The response from Big Oil/Big Business has so far ranged from silence to indignation, with Chevron ignoring Bloomberg’s requests for comment and Exxon acknowledging only that it had received a letter. The Chamber of Congress offered the prickly rebuke that “the leadership of the Committee has a fundamental misunderstanding of the U.S. Chamber of Commerce’s positions on climate change and our work to forge climate solutions.”
Insisting that the Chamber recognizes anthropogenic climate change and that “inaction on climate is not an option,” a spokesperson appeared to frame the request for information as a partisan action. “We know that durable policy is made through bipartisan action, so we’ve been working hard with Members of Congress from both sides of the aisle to enact climate solutions, most notably the bipartisan infrastructure bill that includes historic investments in sustainable infrastructure,” They said.
The API said it would “welcome the opportunity to testify again before the House Oversight Committee and advance our priorities of pricing carbon, regulating methane, and reliably producing American energy,” while Shell declared its support for “the Paris Agreement and the need for society to transition to a lower carbon future, while extending the economic and social benefits of energy access to everyone.” BP said its work on carbon pricing and methane “will support the energy transition, the Paris climate agreement and a net-zero world.”
None of the fossils had much to say about their past actions to deny the reality of climate change and obstruct action toward solutions.
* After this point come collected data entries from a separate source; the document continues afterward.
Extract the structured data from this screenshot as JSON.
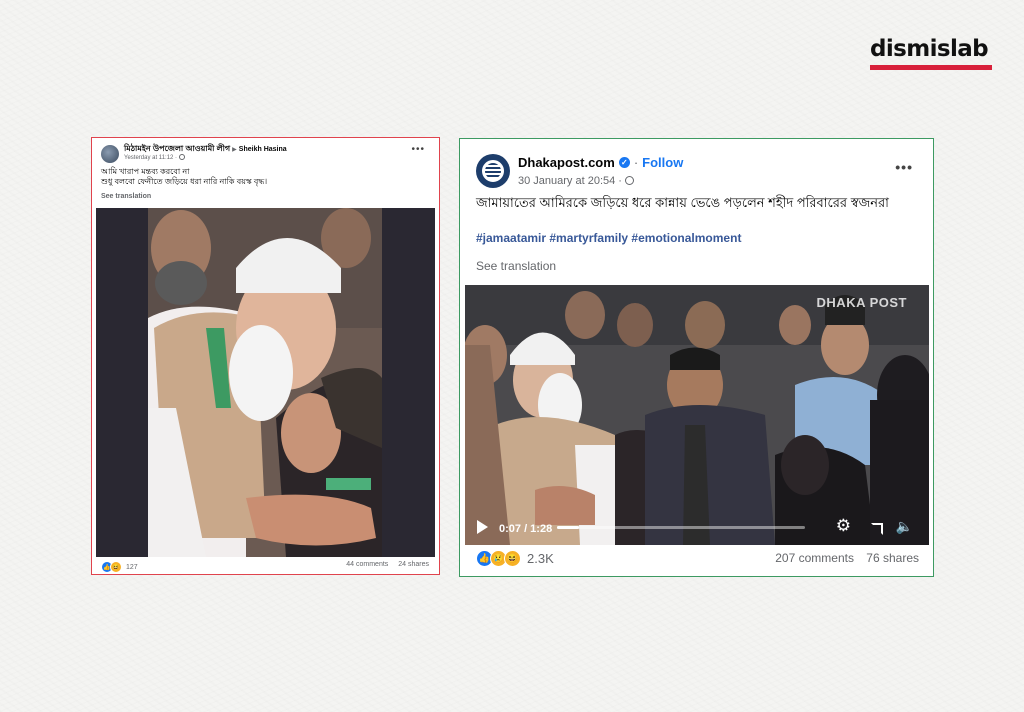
{
  "brand": {
    "logo_text": "dismislab",
    "accent_color": "#d8203a"
  },
  "left_post": {
    "border_color": "#e0434d",
    "page_name": "মিঠামইন উপজেলা আওয়ামী লীগ",
    "target_name": "Sheikh Hasina",
    "timestamp": "Yesterday at 11:12 · ",
    "text_line_1": "আমি খারাপ মন্তব্য করবো না",
    "text_line_2": "শুধু বলবো ফেনীতে জড়িয়ে ধরা নারি নাকি বয়স্ক বৃদ্ধ।",
    "see_translation": "See translation",
    "reaction_count": "127",
    "comments": "44 comments",
    "shares": "24 shares",
    "more_icon": "more-dots-icon"
  },
  "right_post": {
    "border_color": "#3d9a62",
    "page_name": "Dhakapost.com",
    "follow_label": "Follow",
    "timestamp": "30 January at 20:54 · ",
    "text": "জামায়াতের আমিরকে জড়িয়ে ধরে কান্নায় ভেঙে পড়লেন শহীদ পরিবারের স্বজনরা",
    "hashtags": "#jamaatamir #martyrfamily #emotionalmoment",
    "see_translation": "See translation",
    "video_watermark": "DHAKA POST",
    "video_time": "0:07 / 1:28",
    "video_progress": 0.09,
    "reaction_count": "2.3K",
    "comments": "207 comments",
    "shares": "76 shares",
    "more_icon": "more-dots-icon"
  }
}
But committee members were rather more focused in their information request.
“Among the documents being sought are communications from company executives on climate science, climate change, clean energy, and the role of fossil fuel in causing climate change,” Bloomberg writes. “In addition to putting corporate PR under a microscope, the investigation will also be looking into specific communications with Washington and the White House.”
The House committee “is also seeking documents and communications related to how much funding the companies have provided to Washington trade groups and how that money was used,” the news agency adds.
While acknowledging the move to grill fossil executives as “the first really big step we’ve seen in the government tackling climate information,” a post on Hot Take points out that such disinformation “could not, would not have worked without the ability to use the media as a tool to further it.”